I'm using part of mailbox's logic and I've a problem with the file object (dfvfs.FileIO): because this class doesn't implement the method readline() , I created that but it's way slower than File's readline(). I also tried to implement the method based on the logic of text_file's readline(), but the results are not good anyway. Why dfvfs.FileIO doesn't have readline()? By the way, do you have any suggestions?

joachimmetz commented 5 years ago

Why dfvfs.FileIO doesn't have readline()?

Because it is not needed most of the time and readline is not a file IO primitive.

I also tried to implement the method based on the logic of text_file's readline(), but the results are not good anyway.

based on this comment I assume you tried https://github.com/log2timeline/dfvfs/blob/master/dfvfs/helpers/text_file.py? could you be more specific in terms what way the results are not good?

s-martinelli commented 5 years ago

Yes, I tried the logic of text_file's readline. These are some results which I obtained with some mbox files:

1 File (21KB):

2 File (444KB):

3 File (11MB):

You can see what will happen with very heavy files..

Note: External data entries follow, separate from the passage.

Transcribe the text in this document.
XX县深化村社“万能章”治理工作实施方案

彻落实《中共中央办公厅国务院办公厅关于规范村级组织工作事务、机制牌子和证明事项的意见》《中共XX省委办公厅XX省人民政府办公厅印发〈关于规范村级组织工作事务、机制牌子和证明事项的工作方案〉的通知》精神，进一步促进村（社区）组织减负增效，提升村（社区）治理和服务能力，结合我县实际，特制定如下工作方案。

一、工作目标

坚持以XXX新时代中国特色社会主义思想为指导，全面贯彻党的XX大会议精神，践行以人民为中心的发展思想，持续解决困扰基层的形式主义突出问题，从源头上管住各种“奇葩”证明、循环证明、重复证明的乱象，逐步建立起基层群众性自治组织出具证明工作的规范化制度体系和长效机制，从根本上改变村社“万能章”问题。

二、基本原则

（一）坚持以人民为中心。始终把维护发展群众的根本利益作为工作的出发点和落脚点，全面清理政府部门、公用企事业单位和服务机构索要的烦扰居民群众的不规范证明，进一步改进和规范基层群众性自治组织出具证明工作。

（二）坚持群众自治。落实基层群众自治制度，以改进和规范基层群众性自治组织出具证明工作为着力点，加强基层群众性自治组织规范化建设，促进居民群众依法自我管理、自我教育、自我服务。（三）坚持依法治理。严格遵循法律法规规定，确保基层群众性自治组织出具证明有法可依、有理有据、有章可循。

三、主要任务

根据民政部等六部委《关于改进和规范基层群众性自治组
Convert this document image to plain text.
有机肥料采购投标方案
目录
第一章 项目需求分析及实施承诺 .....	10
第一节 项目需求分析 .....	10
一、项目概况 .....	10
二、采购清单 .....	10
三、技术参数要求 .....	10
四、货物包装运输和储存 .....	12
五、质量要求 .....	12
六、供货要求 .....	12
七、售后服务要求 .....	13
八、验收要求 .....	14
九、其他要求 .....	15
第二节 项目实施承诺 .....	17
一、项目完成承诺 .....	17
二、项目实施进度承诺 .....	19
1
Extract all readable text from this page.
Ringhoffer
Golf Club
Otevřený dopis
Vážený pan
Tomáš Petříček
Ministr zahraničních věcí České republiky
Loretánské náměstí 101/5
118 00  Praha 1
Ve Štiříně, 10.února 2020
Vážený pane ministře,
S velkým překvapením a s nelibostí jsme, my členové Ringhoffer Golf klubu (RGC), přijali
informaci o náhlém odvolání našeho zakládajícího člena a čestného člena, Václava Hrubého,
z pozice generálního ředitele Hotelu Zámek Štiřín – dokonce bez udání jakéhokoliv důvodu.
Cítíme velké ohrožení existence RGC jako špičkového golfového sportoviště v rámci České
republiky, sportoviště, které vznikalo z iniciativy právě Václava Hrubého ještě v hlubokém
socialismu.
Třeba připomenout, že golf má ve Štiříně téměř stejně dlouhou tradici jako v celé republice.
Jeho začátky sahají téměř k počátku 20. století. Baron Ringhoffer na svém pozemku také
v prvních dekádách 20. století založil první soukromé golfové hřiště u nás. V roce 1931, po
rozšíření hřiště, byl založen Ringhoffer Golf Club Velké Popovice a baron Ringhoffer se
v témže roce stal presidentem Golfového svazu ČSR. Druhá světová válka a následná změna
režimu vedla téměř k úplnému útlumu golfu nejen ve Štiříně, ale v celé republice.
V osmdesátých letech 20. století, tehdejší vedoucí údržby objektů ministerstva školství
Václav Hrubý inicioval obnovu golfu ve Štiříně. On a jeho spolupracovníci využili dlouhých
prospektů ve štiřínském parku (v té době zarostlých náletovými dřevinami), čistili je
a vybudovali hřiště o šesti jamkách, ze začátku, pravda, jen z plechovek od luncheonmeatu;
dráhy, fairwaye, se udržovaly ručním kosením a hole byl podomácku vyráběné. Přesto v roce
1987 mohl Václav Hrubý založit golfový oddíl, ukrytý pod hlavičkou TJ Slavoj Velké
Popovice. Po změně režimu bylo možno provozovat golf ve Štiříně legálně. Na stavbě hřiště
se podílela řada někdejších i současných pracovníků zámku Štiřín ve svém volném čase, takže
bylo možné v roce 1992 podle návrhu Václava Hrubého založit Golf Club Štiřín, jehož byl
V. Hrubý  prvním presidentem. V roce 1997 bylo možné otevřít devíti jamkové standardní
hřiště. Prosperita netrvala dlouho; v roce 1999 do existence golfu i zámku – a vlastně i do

Onager commented 5 years ago

I wouldn't worry too much about that stefanomart@, Plaso's run time is pretty long, and the extra time for I/O is the price we pay for having a dfvfs to handle all the different file systems/file storage formats.

s-martinelli commented 5 years ago

Hello again! I noticed another problem with textfile's readline: this method decodes every line in UTF-8. Some mbox files are mixed-encoded; when I try to parse these mbox files I got this error: 'utf8' codec can't decode byte 0xe8 in position 65_.

def __init__(self, file_object, encoding='utf-8', end_of_line='\n'):

Removing the piece of code that decodes every line the problem disappears.